Not all of these inspirations taste as good as they sound. Greek sausage one night comes with an odd version of fattoush that includes carrots; banana-butterscotch cookies are too sweet and a bit overcooked. But if something doesn’t work, it only sticks around for a week. Then the kitchen gets to play with something new.
Bar manager Kevin Mabry serves $9 and $12 cocktails, from a gin and tonic concocted with cinchona bark powder (a source of quinine) to the funky, herbal Milano Sour — Fernet, orgeat, rye, and lemon. The beer list offers 40-plus options, mainly craft brews, plus the “chef’s private stock”: Miller High Life, Colt 45, Schlitz, and more.
In the brick-lined room, the soundtrack bounces from the Cult to Blackalicious to bluegrass versions of Neil Young songs. The restaurant is very loud even at slower times. In the midst of Friday-night insanity, you must scream to be heard. Amid the din, staff member Patrick Maguire (who writes the blog Server Not Servant, encouraging mutual respect between customers and service workers) juggles plates while courteously fielding seemingly impossible-to-meet requests for tables. Drinks and food are delivered by servers who are happy and bouncy or cynical and slyly funny, both flavors welcome. (If our dinner plates one night come from the dirty pile, it’s no problem. They’re quickly whisked away and replaced with clean ones.)
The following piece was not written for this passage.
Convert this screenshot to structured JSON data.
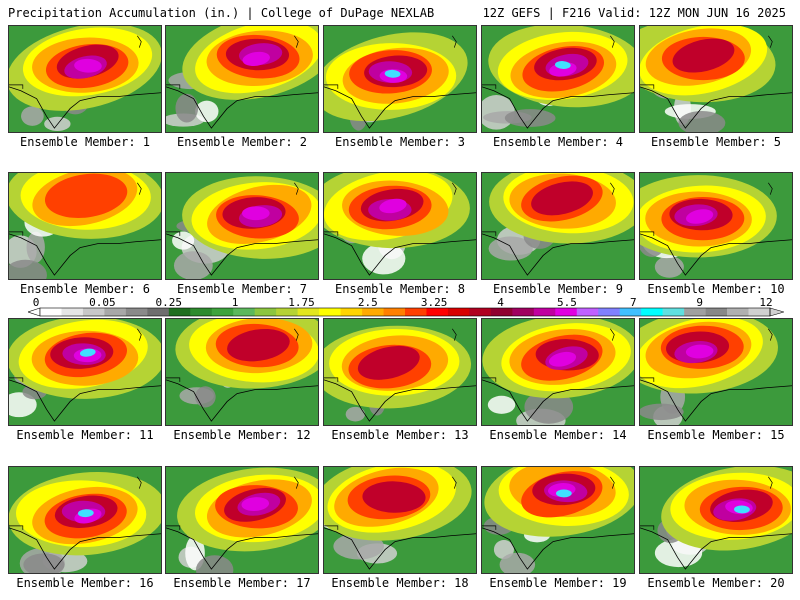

The restaurant is a project from the Bina Osteria crew, which is officially doing its part to reinvigorate Downtown Crossing. Serving weekday lunch (hello, pastrami sandwich), Sunday brunch, and a late-night menu until 1:30 a.m., JM Curley is the kind of place that quickly becomes a neighborhood cornerstone and a draw — see Highland Kitchen or the Franklin Cafe. Cool without trying too hard, comfortably priced, relaxed but with a focus on hospitality, it is what every restaurant on the block wants to be.